Le préambule de la Charte de l’Evaluation des politiques publiques et des programmes publics, actualisée en 2006 élaborée par la Société Française de l’Evaluation présente les enjeux de l’évaluation ainsi : « L’évaluation contribue ainsi à rationaliser la prise de décision publique, à moderniser la gestion de l’administration et des services publics et à rendre plus efficace la dépense publique. Elle contribue simultanément au développement de la responsabilité des pratiques de compte rendu interne ou externe, ainsi qu’à l’apprentissage organisationnel. Elle participe aux progrès parallèles de la bonne gestion et du débat démocratique à tous les niveaux de gouvernement ».
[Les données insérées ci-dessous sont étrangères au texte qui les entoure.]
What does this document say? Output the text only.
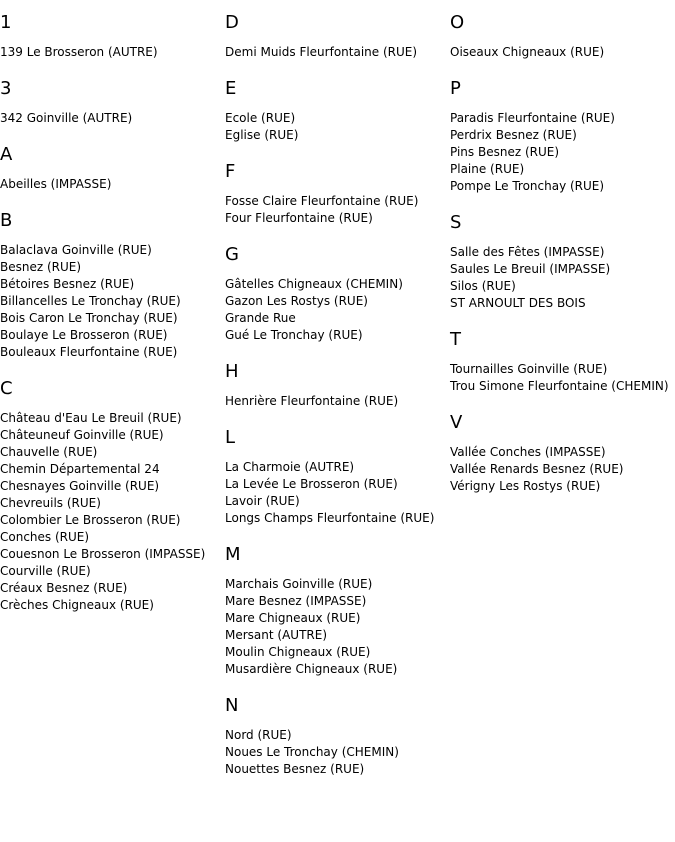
1
139 Le Brosseron (AUTRE)
3
342 Goinville (AUTRE)
A
Abeilles (IMPASSE)
B
Balaclava Goinville (RUE)
Besnez (RUE)
Bétoires Besnez (RUE)
Billancelles Le Tronchay (RUE)
Bois Caron Le Tronchay (RUE)
Boulaye Le Brosseron (RUE)
Bouleaux Fleurfontaine (RUE)
C
Château d'Eau Le Breuil (RUE)
Châteuneuf Goinville (RUE)
Chauvelle (RUE)
Chemin Départemental 24
Chesnayes Goinville (RUE)
Chevreuils (RUE)
Colombier Le Brosseron (RUE)
Conches (RUE)
Couesnon Le Brosseron (IMPASSE)
Courville (RUE)
Créaux Besnez (RUE)
Crèches Chigneaux (RUE)
D
Demi Muids Fleurfontaine (RUE)
E
Ecole (RUE)
Eglise (RUE)
F
Fosse Claire Fleurfontaine (RUE)
Four Fleurfontaine (RUE)
G
Gâtelles Chigneaux (CHEMIN)
Gazon Les Rostys (RUE)
Grande Rue
Gué Le Tronchay (RUE)
H
Henrière Fleurfontaine (RUE)
L
La Charmoie (AUTRE)
La Levée Le Brosseron (RUE)
Lavoir (RUE)
Longs Champs Fleurfontaine (RUE)
M
Marchais Goinville (RUE)
Mare Besnez (IMPASSE)
Mare Chigneaux (RUE)
Mersant (AUTRE)
Moulin Chigneaux (RUE)
Musardière Chigneaux (RUE)
N
Nord (RUE)
Noues Le Tronchay (CHEMIN)
Nouettes Besnez (RUE)
O
Oiseaux Chigneaux (RUE)
P
Paradis Fleurfontaine (RUE)
Perdrix Besnez (RUE)
Pins Besnez (RUE)
Plaine (RUE)
Pompe Le Tronchay (RUE)
S
Salle des Fêtes (IMPASSE)
Saules Le Breuil (IMPASSE)
Silos (RUE)
ST ARNOULT DES BOIS
T
Tournailles Goinville (RUE)
Trou Simone Fleurfontaine (CHEMIN)
V
Vallée Conches (IMPASSE)
Vallée Renards Besnez (RUE)
Vérigny Les Rostys (RUE)
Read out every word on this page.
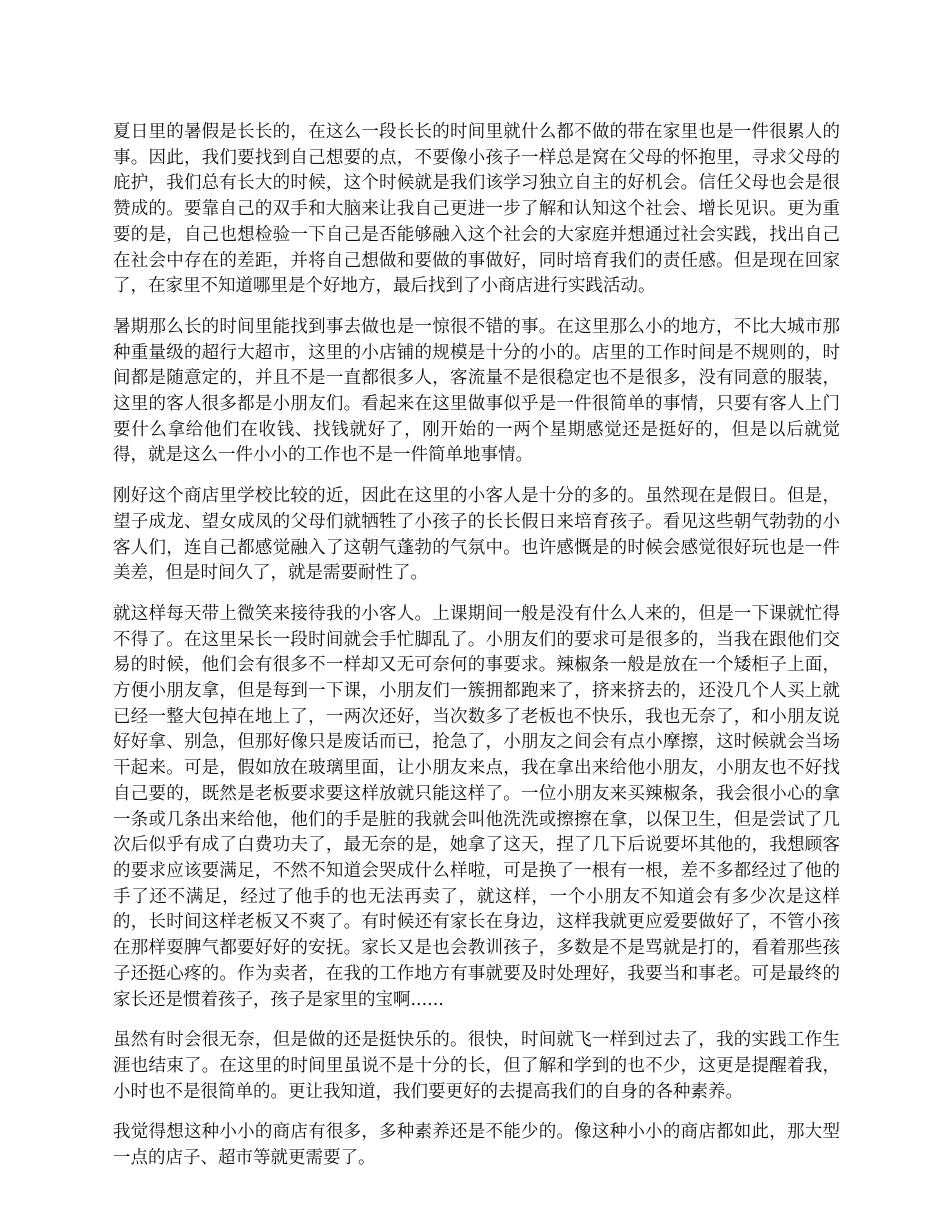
夏日里的暑假是长长的，在这么一段长长的时间里就什么都不做的带在家里也是一件很累人的事。因此，我们要找到自己想要的点，不要像小孩子一样总是窝在父母的怀抱里，寻求父母的庇护，我们总有长大的时候，这个时候就是我们该学习独立自主的好机会。信任父母也会是很赞成的。要靠自己的双手和大脑来让我自己更进一步了解和认知这个社会、增长见识。更为重要的是，自己也想检验一下自己是否能够融入这个社会的大家庭并想通过社会实践，找出自己在社会中存在的差距，并将自己想做和要做的事做好，同时培育我们的责任感。但是现在回家了，在家里不知道哪里是个好地方，最后找到了小商店进行实践活动。

暑期那么长的时间里能找到事去做也是一惊很不错的事。在这里那么小的地方，不比大城市那种重量级的超行大超市，这里的小店铺的规模是十分的小的。店里的工作时间是不规则的，时间都是随意定的，并且不是一直都很多人，客流量不是很稳定也不是很多，没有同意的服装，这里的客人很多都是小朋友们。看起来在这里做事似乎是一件很简单的事情，只要有客人上门要什么拿给他们在收钱、找钱就好了，刚开始的一两个星期感觉还是挺好的，但是以后就觉得，就是这么一件小小的工作也不是一件简单地事情。

刚好这个商店里学校比较的近，因此在这里的小客人是十分的多的。虽然现在是假日。但是，望子成龙、望女成凤的父母们就牺牲了小孩子的长长假日来培育孩子。看见这些朝气勃勃的小客人们，连自己都感觉融入了这朝气蓬勃的气氛中。也许感慨是的时候会感觉很好玩也是一件美差，但是时间久了，就是需要耐性了。

就这样每天带上微笑来接待我的小客人。上课期间一般是没有什么人来的，但是一下课就忙得不得了。在这里呆长一段时间就会手忙脚乱了。小朋友们的要求可是很多的，当我在跟他们交易的时候，他们会有很多不一样却又无可奈何的事要求。辣椒条一般是放在一个矮柜子上面，方便小朋友拿，但是每到一下课，小朋友们一簇拥都跑来了，挤来挤去的，还没几个人买上就已经一整大包掉在地上了，一两次还好，当次数多了老板也不快乐，我也无奈了，和小朋友说好好拿、别急，但那好像只是废话而已，抢急了，小朋友之间会有点小摩擦，这时候就会当场干起来。可是，假如放在玻璃里面，让小朋友来点，我在拿出来给他小朋友，小朋友也不好找自己要的，既然是老板要求要这样放就只能这样了。一位小朋友来买辣椒条，我会很小心的拿一条或几条出来给他，他们的手是脏的我就会叫他洗洗或擦擦在拿，以保卫生，但是尝试了几次后似乎有成了白费功夫了，最无奈的是，她拿了这天，捏了几下后说要坏其他的，我想顾客的要求应该要满足，不然不知道会哭成什么样啦，可是换了一根有一根，差不多都经过了他的手了还不满足，经过了他手的也无法再卖了，就这样，一个小朋友不知道会有多少次是这样的，长时间这样老板又不爽了。有时候还有家长在身边，这样我就更应爱要做好了，不管小孩在那样耍脾气都要好好的安抚。家长又是也会教训孩子，多数是不是骂就是打的，看着那些孩子还挺心疼的。作为卖者，在我的工作地方有事就要及时处理好，我要当和事老。可是最终的家长还是惯着孩子，孩子是家里的宝啊......

虽然有时会很无奈，但是做的还是挺快乐的。很快，时间就飞一样到过去了，我的实践工作生涯也结束了。在这里的时间里虽说不是十分的长，但了解和学到的也不少，这更是提醒着我，小时也不是很简单的。更让我知道，我们要更好的去提高我们的自身的各种素养。

我觉得想这种小小的商店有很多，多种素养还是不能少的。像这种小小的商店都如此，那大型一点的店子、超市等就更需要了。
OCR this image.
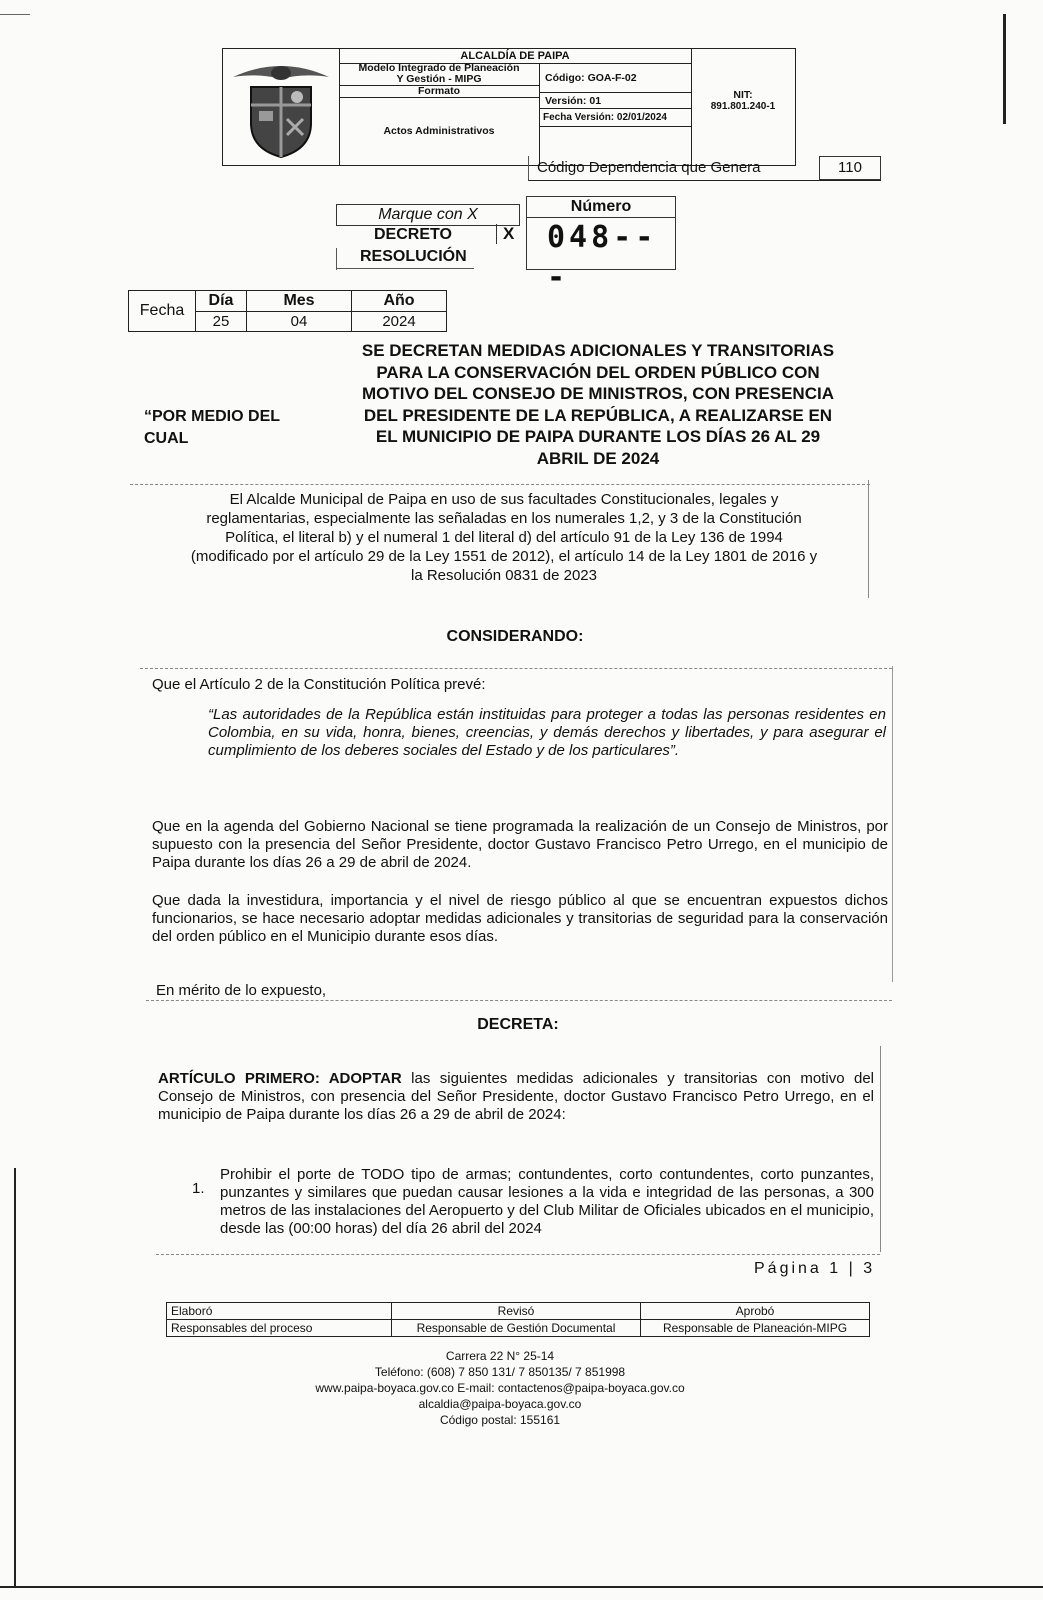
ALCALDÍA DE PAIPA
Modelo Integrado de Planeación
Y Gestión - MIPG
Formato
Actos Administrativos
Código: GOA-F-02
Versión: 01
Fecha Versión: 02/01/2024
NIT:
891.801.240-1
Código Dependencia que Genera	110
Marque con X
DECRETO	X
RESOLUCIÓN
Número
048---
Fecha	Día	Mes	Año
	25	04	2024
“POR MEDIO DEL CUAL
SE DECRETAN MEDIDAS ADICIONALES Y TRANSITORIAS
PARA LA CONSERVACIÓN DEL ORDEN PÚBLICO CON
MOTIVO DEL CONSEJO DE MINISTROS, CON PRESENCIA
DEL PRESIDENTE DE LA REPÚBLICA, A REALIZARSE EN
EL MUNICIPIO DE PAIPA DURANTE LOS DÍAS 26 AL 29
ABRIL DE 2024
El Alcalde Municipal de Paipa en uso de sus facultades Constitucionales, legales y
reglamentarias, especialmente las señaladas en los numerales 1,2, y 3 de la Constitución
Política, el literal b) y el numeral 1 del literal d) del artículo 91 de la Ley 136 de 1994
(modificado por el artículo 29 de la Ley 1551 de 2012), el artículo 14 de la Ley 1801 de 2016 y
la Resolución 0831 de 2023
CONSIDERANDO:
Que el Artículo 2 de la Constitución Política prevé:
“Las autoridades de la República están instituidas para proteger a todas las personas residentes en Colombia, en su vida, honra, bienes, creencias, y demás derechos y libertades, y para asegurar el cumplimiento de los deberes sociales del Estado y de los particulares”.
Que en la agenda del Gobierno Nacional se tiene programada la realización de un Consejo de Ministros, por supuesto con la presencia del Señor Presidente, doctor Gustavo Francisco Petro Urrego, en el municipio de Paipa durante los días 26 a 29 de abril de 2024.
Que dada la investidura, importancia y el nivel de riesgo público al que se encuentran expuestos dichos funcionarios, se hace necesario adoptar medidas adicionales y transitorias de seguridad para la conservación del orden público en el Municipio durante esos días.
En mérito de lo expuesto,
DECRETA:
ARTÍCULO PRIMERO: ADOPTAR las siguientes medidas adicionales y transitorias con motivo del Consejo de Ministros, con presencia del Señor Presidente, doctor Gustavo Francisco Petro Urrego, en el municipio de Paipa durante los días 26 a 29 de abril de 2024:
1.
Prohibir el porte de TODO tipo de armas; contundentes, corto contundentes, corto punzantes, punzantes y similares que puedan causar lesiones a la vida e integridad de las personas, a 300 metros de las instalaciones del Aeropuerto y del Club Militar de Oficiales ubicados en el municipio, desde las (00:00 horas) del día 26 abril del 2024
Página 1 | 3
Elaboró	Revisó	Aprobó
Responsables del proceso	Responsable de Gestión Documental	Responsable de Planeación-MIPG
Carrera 22 N° 25-14
Teléfono: (608) 7 850 131/ 7 850135/ 7 851998
www.paipa-boyaca.gov.co E-mail: contactenos@paipa-boyaca.gov.co
alcaldia@paipa-boyaca.gov.co
Código postal: 155161
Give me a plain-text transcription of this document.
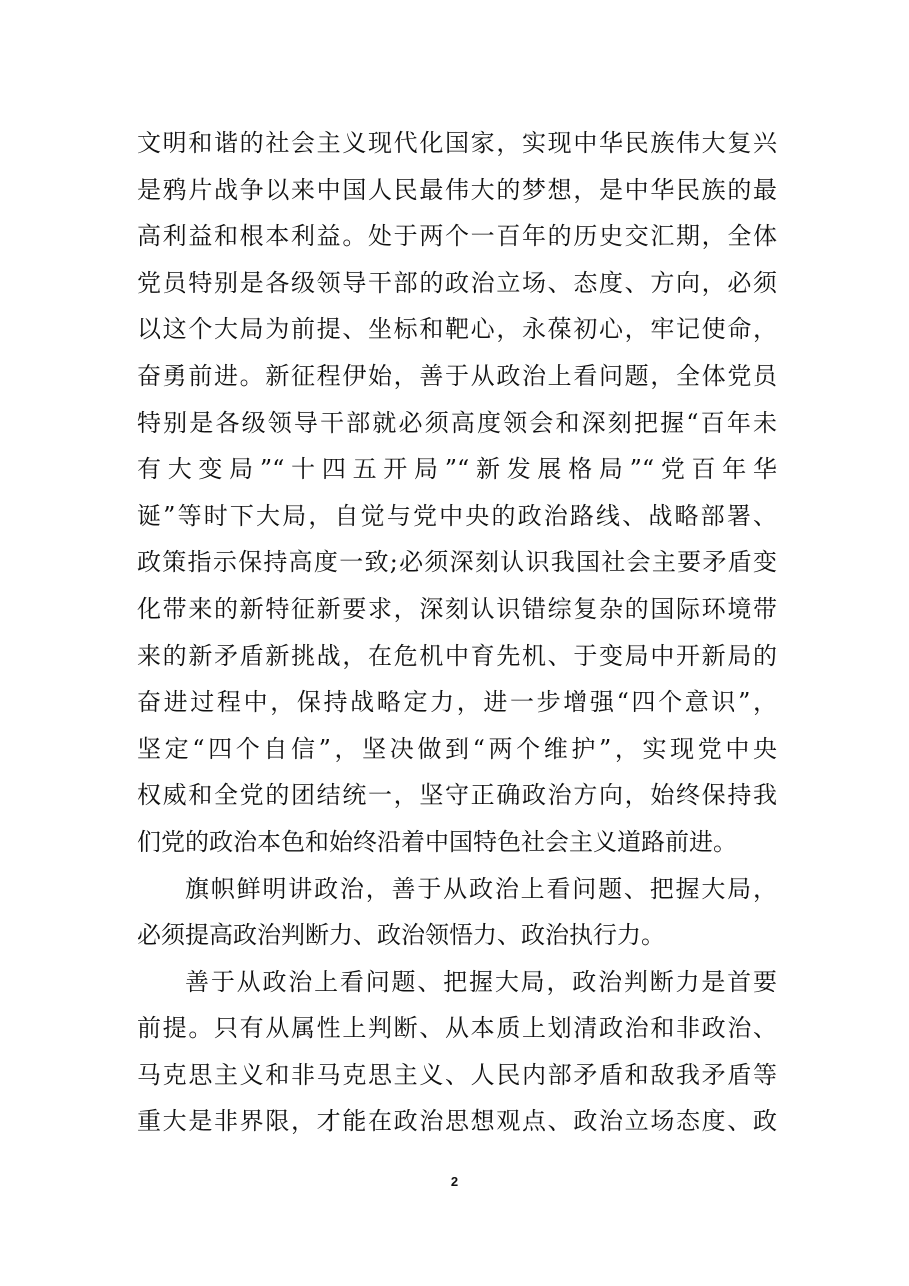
文明和谐的社会主义现代化国家，实现中华民族伟大复兴
是鸦片战争以来中国人民最伟大的梦想，是中华民族的最
高利益和根本利益。处于两个一百年的历史交汇期，全体
党员特别是各级领导干部的政治立场、态度、方向，必须
以这个大局为前提、坐标和靶心，永葆初心，牢记使命，
奋勇前进。新征程伊始，善于从政治上看问题，全体党员
特别是各级领导干部就必须高度领会和深刻把握“百年未
有大变局”“十四五开局”“新发展格局”“党百年华
诞”等时下大局，自觉与党中央的政治路线、战略部署、
政策指示保持高度一致;必须深刻认识我国社会主要矛盾变
化带来的新特征新要求，深刻认识错综复杂的国际环境带
来的新矛盾新挑战，在危机中育先机、于变局中开新局的
奋进过程中，保持战略定力，进一步增强“四个意识”，
坚定“四个自信”，坚决做到“两个维护”，实现党中央
权威和全党的团结统一，坚守正确政治方向，始终保持我
们党的政治本色和始终沿着中国特色社会主义道路前进。
旗帜鲜明讲政治，善于从政治上看问题、把握大局，
必须提高政治判断力、政治领悟力、政治执行力。
善于从政治上看问题、把握大局，政治判断力是首要
前提。只有从属性上判断、从本质上划清政治和非政治、
马克思主义和非马克思主义、人民内部矛盾和敌我矛盾等
重大是非界限，才能在政治思想观点、政治立场态度、政
2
Ces enjeux de l’évaluation des politiques publiques, ainsi résumés, par la SFE semblent faire consensus et dépassent ceux de ses acteurs directs en y associant les citoyens car l’enjeu principal est bien l’intérêt général.

Que l’évaluation des politiques publiques ait des fonctions récapitulatives, formatives, managériales et/ou démocratiques, qu’elle ait des finalités déontologiques, gestionnaires, décisionnelles ou d’apprentissage, elle reste la clef de voûte d’une nouvelle gouvernance (PERRET, 2001). Mais, a contrario, parée d’une sorte de perfection théorique des enjeux décrits dans la Charte, l’évaluation ne risque-t-elle pas de décevoir comme le suggère BASLE ( 2000, p 10) en feignant de croire à la bonne volonté de tous les acteurs et à la disparition d’arrières pensées politiques dans la mise en œuvre d’une évaluation.